Milhares vão às ruas da França em protestos contra ultradireita a uma semana do 2º turno

Milhares de manifestantes tomaram as ruas de pelo menos 30 cidades da França neste sábado (16) em passeatas contra a candidata da ultradireita, Marine Le Pen, que disputará o segundo turno da eleição presidencial contra Emmanuel Macron no próximo dia 24.

Pesquisa publicada neste sábado pelo instituto Ipsos mostrou que, se a eleição fosse hoje, Macron conquistaria a reeleição com 55,5% dos votos, contra 44,5% de Le Pen.

No centro de Paris, milhares de pessoas se reuniram e entoaram gritos contra a candidata e disseram que a democracia do país está em risco. Uma faixa dizia: "Contra a extrema-direita. Por justiça e igualdade. Não a Le Pen no [palácio do] Eliseu", referindo-se à residência oficial do presidente francês.

"Se a extrema direita estiver no poder, veremos um grande colapso dos campos democráticos, antirracistas e progressistas", disse Dominique Sopo, presidente do SOS Racismo, que convocou os protestos junto de dezenas de grupos de direitos humanos, sindicatos e associações.

"As pessoas precisam perceber que, apesar de sua raiva contra Emmanuel Macron e suas políticas, não há equivalência entre um candidato liberal e conservador e uma candidata de extrema-direita", afirmou

Em frente ao prestigiado Instituto de Ciência Política, cerca de 150 estudantes bloquearam a entrada do centro na quinta-feira, com faixas que diziam "Não à extrema-direita" e "Não há bairros para fascistas, não há fascistas em nossos bairros".

A polícia havia alertado sobre possíveis incidentes, mas os protestos terminaram de forma pacífica.

Em comício em Marselha, Macron, que tenta conquistar a simpatia de eleitores de esquerda, afirmou neste sábado que "a extrema direita é um risco para o nosso país." Na cidade, o candidato esquerdista Jean-Luc Mélenchon ficou em primeiro lugar no primeiro turno, em 10 de abril.

Já Le Pen, em evento de campanha também no sul da França, chamou os protestos de antidemocráticos. "O establishment está preocupado", disse ela. "Que as pessoas estejam protestando contra os resultados das eleições é profundamente antidemocrático. Eu digo a todas essas pessoas que vão e votem. É tão simples quanto isso."

Antes do primeiro turno da eleição, Le Pen conseguiu usar a seu favor a insatisfação da população francesa com o aumento do custo de vida e a percepção de que Macron está desconectado das dificuldades do dia a dia do povo. Com isso, ela terminou o primeiro turno com 23,1% dos votos, em comparação com 27,85% de Macron.

Com o eleitorado fragmentado e indeciso, a eleição provavelmente será vencida pelo candidato que conseguir convencer os eleitores de que a outra opção será pior.

Por décadas, uma frente republicana formada por eleitores de diferentes espectros conseguiu manter a ultradireita fora do poder ao apoiar candidatos populares.

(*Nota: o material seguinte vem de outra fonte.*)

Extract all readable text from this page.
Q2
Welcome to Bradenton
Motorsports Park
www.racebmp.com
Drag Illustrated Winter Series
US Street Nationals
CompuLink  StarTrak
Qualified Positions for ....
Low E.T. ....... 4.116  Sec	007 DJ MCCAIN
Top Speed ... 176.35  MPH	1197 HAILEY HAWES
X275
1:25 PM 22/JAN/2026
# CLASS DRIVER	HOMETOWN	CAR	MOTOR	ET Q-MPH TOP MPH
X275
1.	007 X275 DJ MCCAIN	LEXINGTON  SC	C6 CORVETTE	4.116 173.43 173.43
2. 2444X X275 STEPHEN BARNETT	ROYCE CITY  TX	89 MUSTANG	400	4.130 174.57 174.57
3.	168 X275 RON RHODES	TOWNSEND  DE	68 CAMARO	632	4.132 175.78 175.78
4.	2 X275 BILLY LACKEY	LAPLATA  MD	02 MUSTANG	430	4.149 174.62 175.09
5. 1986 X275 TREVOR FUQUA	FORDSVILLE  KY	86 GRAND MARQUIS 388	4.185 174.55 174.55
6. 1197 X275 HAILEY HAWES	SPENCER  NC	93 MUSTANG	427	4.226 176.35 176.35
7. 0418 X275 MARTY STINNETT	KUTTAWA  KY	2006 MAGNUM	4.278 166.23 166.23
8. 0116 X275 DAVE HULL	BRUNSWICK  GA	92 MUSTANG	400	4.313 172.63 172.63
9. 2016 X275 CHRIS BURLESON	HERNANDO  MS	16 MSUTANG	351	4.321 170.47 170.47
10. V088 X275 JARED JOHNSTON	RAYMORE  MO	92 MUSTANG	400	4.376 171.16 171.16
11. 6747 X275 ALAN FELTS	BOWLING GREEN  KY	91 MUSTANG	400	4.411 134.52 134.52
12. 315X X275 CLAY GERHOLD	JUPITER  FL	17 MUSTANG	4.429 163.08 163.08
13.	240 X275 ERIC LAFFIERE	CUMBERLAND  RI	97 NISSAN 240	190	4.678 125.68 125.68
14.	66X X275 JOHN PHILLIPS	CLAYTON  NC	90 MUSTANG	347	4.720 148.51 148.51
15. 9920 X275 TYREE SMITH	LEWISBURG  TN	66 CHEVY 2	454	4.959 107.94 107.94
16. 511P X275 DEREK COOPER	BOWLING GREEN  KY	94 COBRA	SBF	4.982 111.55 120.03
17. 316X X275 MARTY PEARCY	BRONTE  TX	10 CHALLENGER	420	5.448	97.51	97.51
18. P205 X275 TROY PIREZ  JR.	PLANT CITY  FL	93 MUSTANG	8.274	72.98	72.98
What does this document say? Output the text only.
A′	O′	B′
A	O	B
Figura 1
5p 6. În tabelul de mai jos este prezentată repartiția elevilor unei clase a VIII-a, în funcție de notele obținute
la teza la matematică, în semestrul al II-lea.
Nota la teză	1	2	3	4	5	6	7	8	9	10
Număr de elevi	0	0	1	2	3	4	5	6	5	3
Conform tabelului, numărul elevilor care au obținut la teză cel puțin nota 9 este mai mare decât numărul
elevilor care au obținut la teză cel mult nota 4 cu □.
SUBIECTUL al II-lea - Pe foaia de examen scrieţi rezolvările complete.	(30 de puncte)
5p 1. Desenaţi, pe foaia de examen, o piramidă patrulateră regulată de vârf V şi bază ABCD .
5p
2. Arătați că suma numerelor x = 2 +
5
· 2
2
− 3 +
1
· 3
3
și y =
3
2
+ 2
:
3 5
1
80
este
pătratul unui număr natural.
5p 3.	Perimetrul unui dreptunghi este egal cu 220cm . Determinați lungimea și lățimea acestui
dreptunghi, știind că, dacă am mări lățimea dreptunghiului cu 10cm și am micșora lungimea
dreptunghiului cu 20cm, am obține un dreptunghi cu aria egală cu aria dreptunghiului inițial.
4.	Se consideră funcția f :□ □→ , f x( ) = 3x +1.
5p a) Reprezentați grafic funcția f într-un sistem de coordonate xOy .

Mas há dúvidas se Macron conta com esse apoio, depois de um mandato com políticas pendendo para a direita e recheado de conflitos. Neste sábado, por exemplo, parte dos manifestantes carregavam faixas em Paris que diziam "Nem Le Pen, nem Macron".

"Esta eleição não nos deixa escolha entre um candidato de extrema direita com ideias repugnantes e um candidato que durante cinco anos deixou a questão ecológica de lado e mentiu", disse um professor de história identificado como Lou, 26, que se manifestou com o grupo ambientalista Extinction Rebellion.

Em Marselha, Macron focou a pauta ambiental. "A política que vou promover nos próximos cinco anos será ecológica", disse. Ele prometeu tornar a França a primeira "grande nação a sair do petróleo, gás e carvão" e nomear um primeiro-ministro encarregado da pauta ambiental.

Também afirmou que vai investir em tecnologias renováveis e alimentos orgânicos e que quer melhorar a eficiência energética das casas.

Ambos os candidatos tentam agora seduzir o eleitorado que votou no candidato de esquerda Jean-Luc Mélenchon, que ficou em terceiro lugar no primeiro turno das eleições de domingo passado. O eleitorado do esquerdista reúne diferentes grupos, especialmente jovens entre 18 e 24 anos atentos ao aquecimento global e a pautas como feminismo e antirracismo.